Monday, December 24th, 2012
A previously unknown letter describing the famous Christmas Day soccer/football game between German and British troops held in No Man’s Land on the Western Front was revealed on the BBC’s Antiques Roadshow last month. It was written by Clement Barker of Ipswich, Suffolk, to his brother Montague on December 29th, 1914. A staff sergeant with the 1st Battalion Grenadier Guards, Barker wrote:
A messenger come over from the German lines and said that if we did not fire Xmas day, they (the Germans) wouldn’t so in the morning (Xmas day). A German looked over the trench – no shots – our men did the same, and then a few of our men went out and brought the dead in (69) and buried them and the next thing happened a football kicked out of our Trenches and Germans and English played football.
Night came and still no shots. Boxing day the same, and has remained so up to now.
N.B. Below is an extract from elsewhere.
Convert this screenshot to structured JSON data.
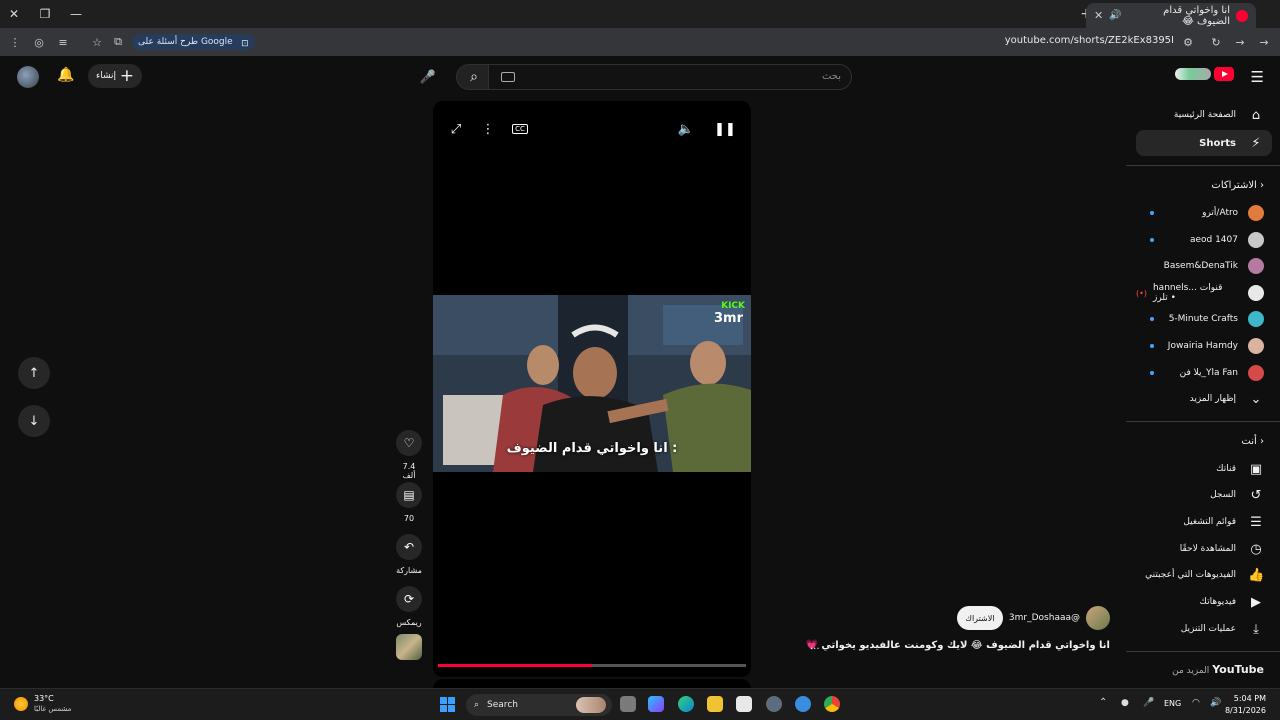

This is an important contemporary eye-witness account of an event that even today is still questioned. Some historians have suggested that the football game was a later romanticization of the Christmas Day Truce events, that it never really happened. Soldiers’ letters testify that the match really did happen in the No Man’s Land between the trenches near Armentières, France, and that the Germans won 3-2.
Christmas Truces, mainly between British and German troops, broke out spontaneously at various points along the Western Front in 1914. The commands on both sides were not pleased. They considered it damaging to morale and a dangerous contravention of their propaganda programs which relied on demonizing the enemy to rally pro-war sentiment. After the events of Christmas 1914, troops were warned that any fraternization with the enemy would result in harsh punishment up to and including summary execution.
The letter was recently discovered by Rodney Barker, Sgt. Barker’s nephew. He found it when he was look through some of his father’s personal effects after his mother died. He never met his uncle who survived World War I but died in 1945 at age 61.
An interesting postscript to his description of the truce is a sadly inaccurate prognostication:
Our batt[allio]n went in the trenches again on Boxing Day. We have conversed with the Germans and they all seem to be very much fed up and heaps of them are deserting. Some have given themselves up as prisoners, so things are looking quite rosy.
It would take four years and more than 16 million deaths before the war’s end.